A South Korean production directed by Shin Jeong-won, Chaw seasons its nature-amok stew with both satirical and goofy comedy, family drama and pathos. A number of specific borrowings from Jaws (most notably a sequence in which the predator terrorizing a small community seems to have been caught, but a dissection reveals otherwise) coexist alongside, ahem, “homages” to everything from Predator to Hot Fuzz. The latter comes into play in the early scenes where our policeman hero, Kim Kang-soo (Eum Tae-woong) is transferred from his city post in Seoul to Sam-mae-ri, a self-proclaimed “crimeless village.” The people may not be harming each other here, but something that grunts and growls and has a fast-moving, red-tinted point of view has been chowing down on assorted locals, most recently a young woman (in a cruelly ironic setpiece) who turns out to be the granddaughter of retired hunter Mr. Chun (Jang Hang-sun).

The opening reels introduce us to these and a lot of other sundry characters, including the nutty village Chief (Kim Ki-chun), hotheaded local Captain Yoo (Lee Sang-hee), trenchcoated Detective Shin (Park Hyuk-kwon), TV-celebrity hunter Baek (Yoon Jae-moon), a weird woman (Go Seo-hee) who lurks around town, a couple of visiting university nerds who want to capture the strange phenomenon on tape, etc. That’s a lot of character baggage for the movie to handle, and it all seems to have been loaded in here to get the movie to the apparently required Korean length of two hours plus. Sometimes the extra running time can allow filmmakers to add meaningful depth and breadth to their stories (like Bong Joon-ho did in The Host, whose genre-blending no doubt influenced this one), but Chaw gives the impression that it would have worked better overall if trimmed down to a tight hour and a half or so.

Still, there are humorous asides and grace notes that work scattered throughout the 122 minutes, and Shin (who previously combined ghosts, gangsters and humor in his only other feature, 2004’s Sisily 2km) does well by the creature stuff. When the big porker attacks the town hall, interrupting a party where the merriment includes a performance by “underground band” Love Space (complete with music-video-style onscreen ID), and later goes after the protagonists when they form a hunting party to track it down and kill it, Shin creates a modest level of genuine excitement. The CGI utilized to create and animate the beast isn’t quite up to the ultrarealistic standards seen in The Host (or Jurassic Park, yet another direct antecedent), but it’s good enough to get the job done and the point across.

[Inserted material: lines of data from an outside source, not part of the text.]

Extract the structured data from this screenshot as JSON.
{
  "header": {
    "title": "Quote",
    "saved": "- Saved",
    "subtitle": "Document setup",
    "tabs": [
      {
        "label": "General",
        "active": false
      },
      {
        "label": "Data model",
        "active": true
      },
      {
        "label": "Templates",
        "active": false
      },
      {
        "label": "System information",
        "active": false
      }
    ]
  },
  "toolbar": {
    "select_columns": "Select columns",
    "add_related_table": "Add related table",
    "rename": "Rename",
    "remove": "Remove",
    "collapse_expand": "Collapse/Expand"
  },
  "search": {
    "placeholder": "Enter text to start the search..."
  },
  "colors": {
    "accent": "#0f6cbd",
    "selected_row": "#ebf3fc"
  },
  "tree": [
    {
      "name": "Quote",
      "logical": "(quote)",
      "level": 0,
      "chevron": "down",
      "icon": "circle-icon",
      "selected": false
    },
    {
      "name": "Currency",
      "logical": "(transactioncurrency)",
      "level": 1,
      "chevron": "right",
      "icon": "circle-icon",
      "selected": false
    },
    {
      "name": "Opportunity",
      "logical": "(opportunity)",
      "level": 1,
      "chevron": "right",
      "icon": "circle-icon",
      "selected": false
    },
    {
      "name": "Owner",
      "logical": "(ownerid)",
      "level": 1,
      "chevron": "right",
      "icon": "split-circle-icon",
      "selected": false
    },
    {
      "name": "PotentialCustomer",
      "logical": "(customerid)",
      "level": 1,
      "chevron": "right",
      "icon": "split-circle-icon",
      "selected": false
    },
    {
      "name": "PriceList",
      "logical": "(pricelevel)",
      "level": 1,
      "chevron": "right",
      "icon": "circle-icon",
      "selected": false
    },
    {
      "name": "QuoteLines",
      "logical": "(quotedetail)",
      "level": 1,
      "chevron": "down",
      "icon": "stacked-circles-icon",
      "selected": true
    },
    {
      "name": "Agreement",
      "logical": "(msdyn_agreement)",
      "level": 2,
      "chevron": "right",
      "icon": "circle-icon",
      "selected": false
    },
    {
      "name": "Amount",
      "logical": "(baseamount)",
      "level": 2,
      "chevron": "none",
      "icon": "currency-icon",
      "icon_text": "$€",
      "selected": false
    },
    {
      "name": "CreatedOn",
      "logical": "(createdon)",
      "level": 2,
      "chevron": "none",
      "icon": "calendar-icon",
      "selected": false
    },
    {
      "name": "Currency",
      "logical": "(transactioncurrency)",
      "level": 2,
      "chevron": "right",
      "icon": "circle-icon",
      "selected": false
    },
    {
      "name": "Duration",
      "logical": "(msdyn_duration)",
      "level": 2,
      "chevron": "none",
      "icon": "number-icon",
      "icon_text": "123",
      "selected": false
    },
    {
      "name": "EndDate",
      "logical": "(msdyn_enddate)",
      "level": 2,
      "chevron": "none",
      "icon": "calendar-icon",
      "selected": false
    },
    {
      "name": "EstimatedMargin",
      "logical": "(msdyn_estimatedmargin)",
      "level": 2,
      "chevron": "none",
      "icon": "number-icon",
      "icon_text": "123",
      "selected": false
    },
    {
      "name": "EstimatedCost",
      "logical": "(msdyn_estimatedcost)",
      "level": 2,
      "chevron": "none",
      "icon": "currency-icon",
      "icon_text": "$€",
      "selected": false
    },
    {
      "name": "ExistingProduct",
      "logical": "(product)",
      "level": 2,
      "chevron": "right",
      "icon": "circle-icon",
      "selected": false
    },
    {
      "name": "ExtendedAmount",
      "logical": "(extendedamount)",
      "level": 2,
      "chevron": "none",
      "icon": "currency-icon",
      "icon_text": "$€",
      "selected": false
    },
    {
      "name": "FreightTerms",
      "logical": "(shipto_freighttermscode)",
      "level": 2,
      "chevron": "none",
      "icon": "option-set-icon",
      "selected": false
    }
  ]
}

Throughout, Chaw ticks off all the required animal-attack-genre story points, from a brief explanation of how the military is responsible for the beast’s presence to the sequel-suggesting parting shot. Given that this particular animal hasn’t had much fright-film exposure since Razorback (evidently it’s a coincidence that Chaw is coming hard on the hooves of Pig Hunt), devotees of the form will definitely want to check it out, and as uneven and overlong as it is, genre fans of any stripe are unlikely to find that the movie—my apologies—boars them.